Sürecin 30 yıllık serencamına baktığımız zaman "her şeyin bittiği" gibi bir düşünceye saplanmanın karamsarlık olacağı bellidir. Süreç tarihi gelişimi içinde artık geriye dönülemeyecek bir aşamaya gelmiştir. Süreç tekrar bir şekilde başlayacaktır. İnişli çıkışlı da olsa süreç kalıcı olarak devam etme yönünden bir başka yöne dönmeyecektir. Zamanın ilerlemesiyle şu an konuşulması dahi mümkün olmayan hususlar konuşulabilecektir. Ancak sorunun çözümü için geniş bir zamana, olgun ve kuşbakışı bakabilen bakışlara, iyi niyetli ve dirençli bir sabra ihtiyaç vardır. 21. yüzyılda hala bu sorunu çözememiş bir Türkiye'nin huzur bulması ve duruma katlanması artık mümkün değildir. Ortadoğu'daki gelişmeler, Suriye ve Irak'ın son durumundan dolayı da bu çatışmanın bir şekilde çözüme kavuşmuş olması gerekir. Zira bölgede artık yeni dengeler vardır ve çatışmaların devamı üç ülke için de ateşin üzerine benzin dökülmesi demektir.

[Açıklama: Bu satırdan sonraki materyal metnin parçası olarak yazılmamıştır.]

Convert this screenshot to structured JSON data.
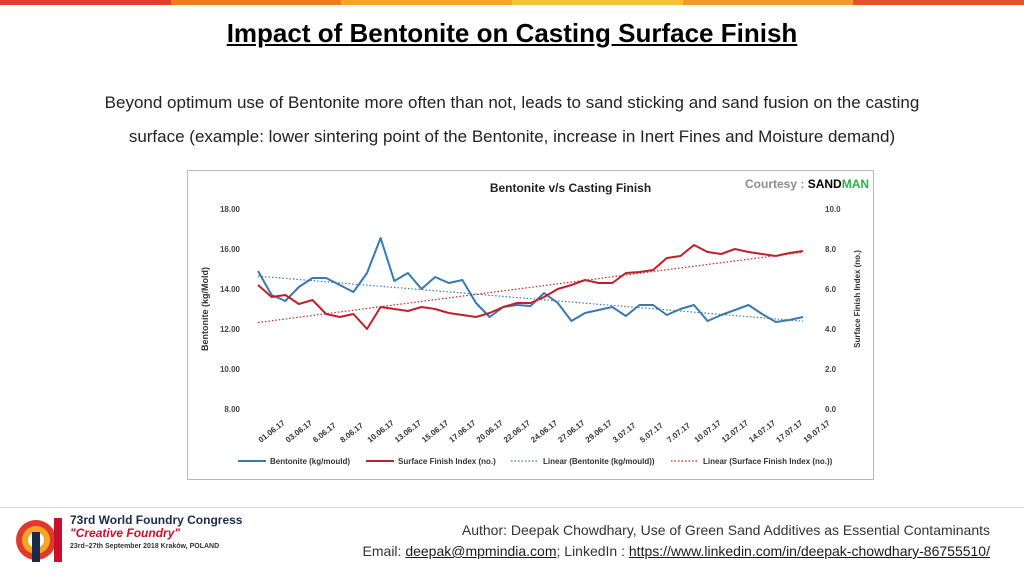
{
  "slide": {
    "title": "Impact of Bentonite on Casting Surface Finish",
    "body": "Beyond optimum use of Bentonite more often than not, leads to sand sticking and sand fusion on the casting surface (example: lower sintering point of the Bentonite, increase in Inert Fines and Moisture demand)",
    "courtesy_label": "Courtesy :",
    "courtesy_brand_a": "SAND",
    "courtesy_brand_b": "MAN",
    "top_bar_colors": [
      "#e63c2f",
      "#f07a1e",
      "#f5a623",
      "#f0c330",
      "#f29a2e",
      "#e8502f"
    ]
  },
  "footer": {
    "congress_title": "73rd World Foundry Congress",
    "congress_subtitle": "\"Creative Foundry\"",
    "congress_dates": "23rd–27th September 2018 Kraków, POLAND",
    "author_line": "Author: Deepak Chowdhary, Use of Green Sand Additives as Essential Contaminants",
    "email_label": "Email:",
    "email": "deepak@mpmindia.com",
    "linkedin_label": "; LinkedIn :",
    "linkedin": "https://www.linkedin.com/in/deepak-chowdhary-86755510/"
  },
  "chart_data": {
    "type": "line",
    "title": "Bentonite v/s Casting Finish",
    "ylabel": "Bentonite (kg/Mold)",
    "y2label": "Surface Finish Index (no.)",
    "ylim": [
      8,
      18
    ],
    "y2lim": [
      0,
      10
    ],
    "yticks": [
      "18.00",
      "16.00",
      "14.00",
      "12.00",
      "10.00",
      "8.00"
    ],
    "y2ticks": [
      "10.0",
      "8.0",
      "6.0",
      "4.0",
      "2.0",
      "0.0"
    ],
    "x_tick_labels": [
      "01.06.17",
      "03.06.17",
      "6.06.17",
      "8.06.17",
      "10.06.17",
      "13.06.17",
      "15.06.17",
      "17.06.17",
      "20.06.17",
      "22.06.17",
      "24.06.17",
      "27.06.17",
      "29.06.17",
      "3.07.17",
      "5.07.17",
      "7.07.17",
      "10.07.17",
      "12.07.17",
      "14.07.17",
      "17.07.17",
      "19.07.17"
    ],
    "n_points": 41,
    "legend_position": "bottom",
    "grid": false,
    "series": [
      {
        "name": "Bentonite (kg/mould)",
        "axis": "left",
        "color": "#3a78b0",
        "values": [
          14.9,
          13.7,
          13.4,
          14.1,
          14.55,
          14.55,
          14.2,
          13.85,
          14.8,
          16.55,
          14.4,
          14.8,
          14.0,
          14.6,
          14.3,
          14.45,
          13.3,
          12.6,
          13.1,
          13.2,
          13.15,
          13.8,
          13.3,
          12.4,
          12.8,
          12.95,
          13.1,
          12.65,
          13.2,
          13.2,
          12.7,
          13.0,
          13.2,
          12.4,
          12.7,
          12.95,
          13.2,
          12.75,
          12.35,
          12.45,
          12.6
        ]
      },
      {
        "name": "Surface Finish Index (no.)",
        "axis": "right",
        "color": "#c0202a",
        "values": [
          6.2,
          5.6,
          5.7,
          5.25,
          5.45,
          4.75,
          4.6,
          4.75,
          4.0,
          5.1,
          5.0,
          4.9,
          5.1,
          5.0,
          4.8,
          4.7,
          4.6,
          4.8,
          5.1,
          5.3,
          5.3,
          5.6,
          6.0,
          6.2,
          6.45,
          6.3,
          6.3,
          6.8,
          6.85,
          6.95,
          7.55,
          7.65,
          8.2,
          7.85,
          7.75,
          8.0,
          7.85,
          7.75,
          7.65,
          7.8,
          7.9
        ]
      },
      {
        "name": "Linear (Bentonite (kg/mould))",
        "axis": "left",
        "color": "#3a78b0",
        "dashed": true,
        "trend_of": 0
      },
      {
        "name": "Linear (Surface Finish Index (no.))",
        "axis": "right",
        "color": "#c0202a",
        "dashed": true,
        "trend_of": 1
      }
    ]
  }
}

7 Haziran seçimlerinden sonra koalisyon tartışmalarının sonuç vermemesi üzerine 1 Kasım tekrar seçimi yapıldı. Seçimde çatışma ortamının bunalımı ve artan çözümsüzlük üzerine toplumun güven arayışını iyi kullanan Ak Parti “istikrar” sloganıyla tek başına iktidarı sağladı. Çatışmaların artması ve Ankara katliamıyla ülkedeki buhran iyice arttı. Ülkedeki Çatışmanın artmasıyla güç kaybeden siyaset alanındaki HDP, önemli güç kaybına uğrayarak barajın altına düşmekten son anda kurtuldu. Çatışmaların devam etmesinin zaruri sonucu olarak her geçen gün güç kaybeden HDP, toplumun beklediği çatışmaları durdurabilecek önemli çıkışları yapamadı. MHP, milliyetçiliği sahiplenen Ak Parti ve Devlet Bahçeli’nin 7 Haziran seçimleri sonrası her konuda çözümsüzlüğe yol açan tavrı yüzünden vekil sayısının yarısını kaybetti. CHP ise toplum tarafından sorunların çözümünde önemli bir faktör olarak görülmedi ve oylarında kayda değer bir değişim yaşanmadı. Seçim sonuçları geçici Ak Parti hükümetinin çatışmayı devam ettiren politikalarına destek bulmasıyla sonuçlandı.
2016 yılına girildiğinde de devam eden ve her geçen gün artan şehir içine yayılan çatışmalar adeta bir savaş boyutuna geldi. Ordu’nun şehir içinde PKK’nın gençlik yapılanması YDGH tarafından kurulan hendek, barikatları imha etmeye yönelik girişiminde tankların da kullanılması dikkat çekti. Devlet ve PKK arasında il ve ilçelerde uzun süreli sokağa çıkma yasaklarına ve kadın, çocuk ölümlerine yol açan çatışmalar bölgede çok önemli maddi kayıplara, ekonominin çökmesine ve manevi açıdan ruhsal ümitsizlik ve kopuşlara neden oldu. Her iki tarafın güç gösterisine dönen çatışmalar devam ettiği her an için ve her olayla çözümsüzlüğün katlanarak artışına yol açmaktadır.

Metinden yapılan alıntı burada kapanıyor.